In other news, the company also released its enhanced strategic plan focusing on its core strengths of brand development and distribution, including the development and manufacturing of infused products for Cannabis 2.0, and strengthening its consumer packaged goods division.
The plan also incorporates immediate cost savings through reductions in workforce and operating overhead as Harvest One moves along the path to profitability.
Here are some highlights of the company’s enhanced strategic plan:
- The company is adapting its Lucky Lake facility to a state-of-the-art processing and manufacturing facility for value-added infused products, both for the company's existing brands and future expansion. The repurposing of the Lucky Lake facility will also result in significant cost savings that will improve cash flows in the near and long terms.
- Subsequent to the end of the 1Q, the company initiated a reduction in its workforce by about 20% across all its divisions including the elimination of a number of senior-level corporate positions. This reduction in headcount, along with other operating cost reduction initiatives, will result in cost savings of about 30% on an annualized basis.

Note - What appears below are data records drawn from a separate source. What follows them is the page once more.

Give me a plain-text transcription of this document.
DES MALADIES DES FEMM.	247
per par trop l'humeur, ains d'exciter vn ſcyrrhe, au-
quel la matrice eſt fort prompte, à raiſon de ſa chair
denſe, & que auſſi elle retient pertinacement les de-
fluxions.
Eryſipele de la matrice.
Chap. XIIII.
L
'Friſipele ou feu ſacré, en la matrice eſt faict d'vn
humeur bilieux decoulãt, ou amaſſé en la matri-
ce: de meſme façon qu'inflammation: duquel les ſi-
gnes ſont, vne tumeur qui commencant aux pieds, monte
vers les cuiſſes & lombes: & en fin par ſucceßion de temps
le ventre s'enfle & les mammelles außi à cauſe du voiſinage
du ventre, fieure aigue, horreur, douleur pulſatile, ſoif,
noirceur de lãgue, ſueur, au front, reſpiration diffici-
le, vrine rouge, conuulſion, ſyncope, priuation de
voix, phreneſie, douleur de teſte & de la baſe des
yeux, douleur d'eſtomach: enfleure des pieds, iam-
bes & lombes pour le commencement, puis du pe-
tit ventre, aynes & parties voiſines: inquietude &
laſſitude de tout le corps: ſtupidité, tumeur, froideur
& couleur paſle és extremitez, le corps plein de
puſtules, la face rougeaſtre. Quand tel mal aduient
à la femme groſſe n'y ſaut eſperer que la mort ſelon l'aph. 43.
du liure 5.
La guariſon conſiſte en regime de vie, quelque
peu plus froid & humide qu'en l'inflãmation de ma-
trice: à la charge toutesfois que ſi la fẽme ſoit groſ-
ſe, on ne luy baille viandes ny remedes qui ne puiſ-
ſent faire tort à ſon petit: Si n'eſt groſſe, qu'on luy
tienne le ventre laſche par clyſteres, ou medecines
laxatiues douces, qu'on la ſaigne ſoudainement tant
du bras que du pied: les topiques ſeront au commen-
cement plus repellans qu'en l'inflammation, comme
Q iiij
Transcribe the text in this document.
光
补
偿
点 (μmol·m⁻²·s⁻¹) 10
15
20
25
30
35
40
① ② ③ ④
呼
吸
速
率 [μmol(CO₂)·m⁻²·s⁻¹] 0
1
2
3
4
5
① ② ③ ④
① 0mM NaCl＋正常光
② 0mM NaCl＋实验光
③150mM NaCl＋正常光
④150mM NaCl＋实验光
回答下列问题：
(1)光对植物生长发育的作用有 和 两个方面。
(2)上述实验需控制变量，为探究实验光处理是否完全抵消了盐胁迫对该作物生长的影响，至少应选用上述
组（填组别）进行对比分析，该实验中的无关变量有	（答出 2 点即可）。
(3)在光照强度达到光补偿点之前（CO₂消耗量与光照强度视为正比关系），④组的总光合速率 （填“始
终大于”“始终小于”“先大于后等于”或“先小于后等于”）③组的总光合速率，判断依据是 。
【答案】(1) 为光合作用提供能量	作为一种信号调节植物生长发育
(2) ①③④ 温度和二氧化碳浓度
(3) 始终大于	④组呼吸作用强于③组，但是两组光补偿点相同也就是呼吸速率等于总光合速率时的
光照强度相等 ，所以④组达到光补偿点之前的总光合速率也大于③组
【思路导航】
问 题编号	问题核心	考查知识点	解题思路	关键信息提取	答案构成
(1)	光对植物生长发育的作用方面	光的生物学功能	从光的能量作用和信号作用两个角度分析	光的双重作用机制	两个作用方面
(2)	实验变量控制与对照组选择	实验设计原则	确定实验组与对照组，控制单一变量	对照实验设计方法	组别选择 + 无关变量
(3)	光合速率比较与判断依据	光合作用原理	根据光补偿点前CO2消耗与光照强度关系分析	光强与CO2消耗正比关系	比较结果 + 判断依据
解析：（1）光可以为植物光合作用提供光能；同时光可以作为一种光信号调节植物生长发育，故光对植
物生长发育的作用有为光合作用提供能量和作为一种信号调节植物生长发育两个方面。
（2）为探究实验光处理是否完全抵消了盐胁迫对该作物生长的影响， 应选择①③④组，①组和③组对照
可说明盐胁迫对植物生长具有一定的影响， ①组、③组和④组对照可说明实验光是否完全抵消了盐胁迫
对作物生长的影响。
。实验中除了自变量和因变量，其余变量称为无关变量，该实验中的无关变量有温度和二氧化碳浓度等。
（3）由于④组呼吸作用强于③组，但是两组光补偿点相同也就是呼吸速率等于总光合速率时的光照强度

- Harvest One is currently in discussions to divest its 50.1% interest in the Greenbelt Greenhouse facility and its outdoor growing site located in Lillooet, British Columbia. The sale of these non-core assets will provide cash proceeds to support the expansion of the company's core business lines and operational strengths.
Harvest One serves as an umbrella over three wholly-owned subsidiaries: United Greeneries, which is a licensed cannabis producer; Satipharm, which develops cannabis-based health products; and Dream Water, which offers consumer sleep aids.